The Solution: Layered Context Splitting
The fix split the monolithic prompt into distinct messages, ordered from most-stable to most-dynamic:
const apiMessages = [
{ role: "system", content: staticSystemPrompt }, // Layer 1: identical for all users
{ role: "system", content: sessionContextPrompt }, // Layer 2: stable per conversation
...conversationHistory, // Layer 3: changes per turn
{ role: "system", content: dynamicContextPrompt }, // Layer 4: changes every request
{ role: "user", content: userQuestion }, // Layer 5: unique
];
Measured Token Breakdown (from actual production code)

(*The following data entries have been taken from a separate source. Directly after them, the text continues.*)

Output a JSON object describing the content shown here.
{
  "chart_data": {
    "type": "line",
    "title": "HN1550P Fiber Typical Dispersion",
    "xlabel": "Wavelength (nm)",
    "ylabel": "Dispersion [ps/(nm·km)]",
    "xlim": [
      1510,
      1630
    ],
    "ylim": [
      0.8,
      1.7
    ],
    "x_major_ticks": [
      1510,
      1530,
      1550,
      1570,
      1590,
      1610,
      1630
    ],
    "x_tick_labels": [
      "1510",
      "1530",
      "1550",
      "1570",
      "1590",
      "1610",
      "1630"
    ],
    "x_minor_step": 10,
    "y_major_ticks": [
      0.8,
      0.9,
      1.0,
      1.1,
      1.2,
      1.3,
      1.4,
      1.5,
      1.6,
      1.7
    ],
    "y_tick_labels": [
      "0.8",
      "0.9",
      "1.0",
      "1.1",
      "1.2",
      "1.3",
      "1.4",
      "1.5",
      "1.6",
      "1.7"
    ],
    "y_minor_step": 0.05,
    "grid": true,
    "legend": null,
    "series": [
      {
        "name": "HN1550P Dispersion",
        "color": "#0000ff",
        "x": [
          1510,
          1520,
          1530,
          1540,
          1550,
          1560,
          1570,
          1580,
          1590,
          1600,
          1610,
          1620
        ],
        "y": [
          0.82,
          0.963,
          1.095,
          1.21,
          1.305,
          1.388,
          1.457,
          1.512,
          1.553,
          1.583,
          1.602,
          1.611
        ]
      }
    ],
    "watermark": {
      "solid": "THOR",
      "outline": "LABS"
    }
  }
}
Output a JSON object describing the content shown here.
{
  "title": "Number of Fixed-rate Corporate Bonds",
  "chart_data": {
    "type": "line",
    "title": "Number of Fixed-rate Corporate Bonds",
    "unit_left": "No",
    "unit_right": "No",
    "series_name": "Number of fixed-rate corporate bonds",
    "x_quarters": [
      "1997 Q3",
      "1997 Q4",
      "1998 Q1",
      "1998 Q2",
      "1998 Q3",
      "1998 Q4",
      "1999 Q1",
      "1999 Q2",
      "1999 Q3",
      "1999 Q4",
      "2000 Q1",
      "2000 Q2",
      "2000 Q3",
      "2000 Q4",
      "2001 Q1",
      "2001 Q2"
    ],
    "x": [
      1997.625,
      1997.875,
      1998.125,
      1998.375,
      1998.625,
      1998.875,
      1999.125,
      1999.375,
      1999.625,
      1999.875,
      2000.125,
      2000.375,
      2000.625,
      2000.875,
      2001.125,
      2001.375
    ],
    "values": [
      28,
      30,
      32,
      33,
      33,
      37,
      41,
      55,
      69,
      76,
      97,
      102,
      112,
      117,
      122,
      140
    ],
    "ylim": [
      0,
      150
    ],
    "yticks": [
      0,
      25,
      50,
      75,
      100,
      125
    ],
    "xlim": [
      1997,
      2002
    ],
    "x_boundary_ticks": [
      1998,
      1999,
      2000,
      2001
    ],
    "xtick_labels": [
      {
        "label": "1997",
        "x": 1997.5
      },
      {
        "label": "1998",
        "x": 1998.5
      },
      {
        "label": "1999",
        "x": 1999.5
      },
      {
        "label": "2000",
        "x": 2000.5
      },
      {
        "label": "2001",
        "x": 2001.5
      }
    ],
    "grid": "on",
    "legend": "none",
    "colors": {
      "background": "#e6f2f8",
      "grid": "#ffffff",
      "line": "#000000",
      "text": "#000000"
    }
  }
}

| Layer | Content | Chars | Est. tokens | Cache behavior |
|---|---|---|---|---|
| Static rules | Persona, formatting, JSON schema, action definitions | 4,972 | ~1,308 | ✅ Hit — identical for all users of same language + tier |
| Session context | Vehicle info + maintenance history | 798 | ~210 | ✅ Hit — stable within a conversation |
| Conversation history | Previous turns (2-turn example) | 297 | ~78 | ❌ Miss — dynamic context injected after breaks prefix |
| Dynamic context | Date, resolver data, affiliate info | 654 | ~172 | ❌ Miss — changes every request |
| User question | The query | 53 | ~14 | ❌ Miss — unique per request |
| Total | 6,774 | ~1,782 |
- Cacheable tokens: ~1,518 (static + session)
- Non-cacheable tokens: ~264 (history + dynamic + question)
- Theoretical max cache hit rate: ~85%
Estimated Impact
Using the token measurements above and DeepSeek V4 Flash pricing:
| Metric | Before | After | Method |
|---|---|---|---|
| Cache hit rate | ~30-55% (est. 42%) | ~75-85% (est. 76%) | Static analysis |
| Cost per 1K requests | ~$0.15 | ~$0.06 | 1,782 tokens × pricing |
| Cost reduction | — | ~57% | Calculated |
| Monthly cost (10K req) | ~$1.47 | ~$0.64 | — |
These are estimates. The actual hit rate depends on DeepSeek’s internal cache eviction policy, traffic patterns, and whether concurrent users share cache slots. Production logging (
DEEPSEEK_CACHE_METRICSevent in Firebase) will capture the realprompt_cache_hit_tokens/prompt_cache_miss_tokensvalues.
Why History Still Misses
The conversation history doesn’t cache because the Dynamic Context (current date, resolver data) is injected after the history. Since this block changes every turn, the prefix sequence ending at the history is never identical twice.
Moving dynamic context before history would enable history caching, but would mean the model reads dynamic instructions before conversation context — potentially changing response behavior. The current ordering was chosen to preserve existing behavior.
Conclusion
The core insight: prefix caching is fragile by design. One interpolated variable in the wrong place poisons the entire prefix chain. The fix isn’t about writing better prompts — it’s about structuring your API message array so stable data comes first.
The changes were minimal: split one system message into three, generalize two example strings, reorder the message array. No model change, no prompt rewrite, no behavioral difference.
Production metrics will be published once the updated Firebase Functions are deployed and traffic flows through.